This past weekend, I attended the funeral of a young child. She was only five years old; just starting kindergarten. A disease that no one saw coming took her too soon.
As I sat in the pews during the evening service, listening to the pastor preach about loss and belief in God, my mind wandered. I began asking myself: If I were the one speaking on grief and loss, what would I say? Would I say it was God’s doing? That God sent this child to save her parents? To bring them back to Him?
Then I thought of Job.
Job was blessed because of his faith in God. His life was good; full and abundant. And then Satan entered the story. Every terrible thing that happened to Job, from the loss of his children, his wealth, his servants, his livestock, to even his health, came only because God allowed Satan to test him. It was a test of Job’s faith.
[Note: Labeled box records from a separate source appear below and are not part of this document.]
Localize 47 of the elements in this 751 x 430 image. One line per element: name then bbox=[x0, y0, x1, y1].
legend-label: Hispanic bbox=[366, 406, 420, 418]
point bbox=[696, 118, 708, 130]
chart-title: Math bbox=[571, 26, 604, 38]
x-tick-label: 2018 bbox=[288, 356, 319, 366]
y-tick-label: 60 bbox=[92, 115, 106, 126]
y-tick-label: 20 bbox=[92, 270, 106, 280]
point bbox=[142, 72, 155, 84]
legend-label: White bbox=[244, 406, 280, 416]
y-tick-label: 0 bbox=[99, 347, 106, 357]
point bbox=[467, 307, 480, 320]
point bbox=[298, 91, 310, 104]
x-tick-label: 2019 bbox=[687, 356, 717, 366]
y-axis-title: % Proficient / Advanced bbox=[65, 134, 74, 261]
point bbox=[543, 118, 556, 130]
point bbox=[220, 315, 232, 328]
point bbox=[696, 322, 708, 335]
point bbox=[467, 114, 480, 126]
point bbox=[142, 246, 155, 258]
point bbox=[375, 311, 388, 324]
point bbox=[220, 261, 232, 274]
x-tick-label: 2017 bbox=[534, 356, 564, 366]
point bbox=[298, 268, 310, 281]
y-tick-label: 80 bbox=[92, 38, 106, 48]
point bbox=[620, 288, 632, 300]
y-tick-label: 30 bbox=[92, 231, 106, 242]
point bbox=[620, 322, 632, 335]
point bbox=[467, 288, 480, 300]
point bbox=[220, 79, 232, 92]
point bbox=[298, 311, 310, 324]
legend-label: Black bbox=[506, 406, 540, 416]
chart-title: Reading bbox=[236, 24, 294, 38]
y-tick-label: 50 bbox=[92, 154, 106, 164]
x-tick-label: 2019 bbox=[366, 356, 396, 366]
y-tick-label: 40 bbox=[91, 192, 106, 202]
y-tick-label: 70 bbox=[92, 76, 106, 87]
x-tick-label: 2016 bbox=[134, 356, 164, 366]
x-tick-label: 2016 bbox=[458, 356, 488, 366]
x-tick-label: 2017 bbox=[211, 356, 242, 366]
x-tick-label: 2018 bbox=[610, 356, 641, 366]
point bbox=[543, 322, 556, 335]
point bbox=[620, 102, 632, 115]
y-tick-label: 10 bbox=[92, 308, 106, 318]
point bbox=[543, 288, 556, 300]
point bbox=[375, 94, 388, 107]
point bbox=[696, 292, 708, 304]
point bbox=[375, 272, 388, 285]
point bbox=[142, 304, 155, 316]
That led me to another question: How are we, as humans, supposed to truly know God’s thoughts or His plans?
Maybe this child did come into her parents’ lives to draw them closer to God. I thought of Naomi and Ruth; how Ruth stubbornly followed her mother-in-law back to her land, where Ruth came to know God and met Boaz. That single decision placed her in the lineage of King David, and eventually, Jesus Himself.
Or perhaps God allowed Satan to step in, just as He did in Job’s life, to see whether her parents would lean into God or turn away from Him.
We will never know.
But one thing I do know is this: God knows both our birth and our death. They were known and appointed before we ever took our first breath. “Before I formed you in the womb I knew you” (Jeremiah 1:5). “All the days ordained for me were written in your book before one of them came to be” (Psalm 139:16).
I want to believe, deeply, that this child is now fully wrapped in God’s love. Scripture tells us that God’s love flows through generations: “But from everlasting to everlasting the Lord’s love is with those who fear him, and his righteousness with their children’s children” (Psalm 103:17). That love flowed from God to her parents, and from her parents to her.
And so I want to end with this:
As humans, we do not know what God’s plans are. But we are called to have faith; that through faith in God, we will see our children and loved ones again one day in the Kingdom of the Lord. In times of grief, lean on God for strength. Lean on Him for support so that you may continue living your life for Him and for the children who remain in your care.